PONTIAC, MI – General Motors has been making cars for over a century and therefore knows the passion that four-wheeled toys can spark.
This is especially true for race cars, and Chevrolet caught the attention of electric racing fans at SEMA in 2018 with the eCOPO Camaro concept car, a fully electric drag machine that produced 700 hp and 600 lb-ft. . (813 Nm) of torque.
This year, the GM family has returned to electric racing thanks to a multi-year sponsorship with Chip Ganassi Racing for the Extreme E Series. GM will be driving a 550 horsepower battery electric SUV inspired by the GMC Hummer BEV.
During a panel discussion focused on electric propulsion and racing here at Motor Bella 2021, Jim Campbell, GM’s vice president of powersports and accessories, said the company’s latest racing entry was in the tradition of learning difficult engineering lessons on a track.
“It’s a place for us to learn another step in the EV journey in terms of performance and racing,” said Campbell. But electrical performance isn’t just for race days. GM announced last fall that it would sell an electrified version of its popular “crate motor” to shade tree mechanics who want an electric boost from their old vehicles.
“In 2018, we said we had to be prepared for what would happen on the electric vehicle side,” Campbell said. “While we are in the ICE world with crate motors in motorsport, we are also putting another foot in the camp of electric vehicles. It will be a foothold in both camps and we will learn from both and advance our learning. “
The idea of an electric box powertrain fits well with GM’s history, says Russ O’Blenes, director of the automaker’s racing performance and propulsion team.

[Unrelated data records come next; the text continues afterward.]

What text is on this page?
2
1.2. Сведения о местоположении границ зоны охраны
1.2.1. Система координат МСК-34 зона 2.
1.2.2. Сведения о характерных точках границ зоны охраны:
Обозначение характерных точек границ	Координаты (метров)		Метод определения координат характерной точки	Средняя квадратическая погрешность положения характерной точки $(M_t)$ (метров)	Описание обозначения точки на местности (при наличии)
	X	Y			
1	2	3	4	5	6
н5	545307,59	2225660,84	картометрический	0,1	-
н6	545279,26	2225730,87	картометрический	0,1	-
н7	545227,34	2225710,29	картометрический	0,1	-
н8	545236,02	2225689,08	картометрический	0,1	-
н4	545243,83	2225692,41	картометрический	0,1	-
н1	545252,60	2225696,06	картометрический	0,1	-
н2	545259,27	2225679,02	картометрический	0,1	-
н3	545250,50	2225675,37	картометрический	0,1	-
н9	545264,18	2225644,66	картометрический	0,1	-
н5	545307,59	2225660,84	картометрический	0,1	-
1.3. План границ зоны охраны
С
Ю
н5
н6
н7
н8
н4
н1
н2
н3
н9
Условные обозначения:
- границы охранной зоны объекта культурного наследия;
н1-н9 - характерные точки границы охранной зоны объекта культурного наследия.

“GM really kicked off the checkout business and we had this huge portfolio,” O’Blenes told MotorBella. “We sat down and discussed what the future would look like and the e-crate, and in particular the eCOPO, was the first step in what the bookend will look like on the electric space.”
Of course, some people love auto racing for the sound. Not everyone, of course, but some. O’Blenes says you can’t get this from an electric race car, but that doesn’t mean you won’t come away impressed.
“If you put people in cars, they’re incredibly convincing,” he says. “Maybe they don’t have the noise or the smell, but from a driver’s point of view… you have the ability to get that brutal acceleration at street level, which is really what most people want. It’s just another end of the spectrum.
O’Blenes says GM has always focused on making its fully integrated crate motors that anyone could use to bring an older vehicle up to modern technological standards. Later this year, cars can be upgraded to an official electric powertrain, thanks to GM’s Electric Connect and Cruise package.
GM has teamed up with Hancock and Lane, who O’Blenes calls pioneers in the electric drag racing space, to develop this first set of electric cases, which includes a 60kWh lithium-ion battery, an electric motor 200 hp, a DC- AC inverter, DC to DC converter and the wire harnesses, controllers and water pumps needed to hook it all up.
“That has really been our goal,” says O’Blenes. “Giving the customer the option of having something that has the refinement of a production electric vehicle, but in their older vehicle. “
The motors and inverters for electric cash register motors are pretty standard, O’Blenes explains, which is why GM wanted to focus on the battery (it was designed in-house) and on making sure the system can bolt on. in older vehicles as easily as possible. possible. GM has also kept an eye on the future by opting for a state-of-the-art 800V system.
“We wanted to be able to start moving quickly, because that’s what we do in motorsport,” says O’Blenes.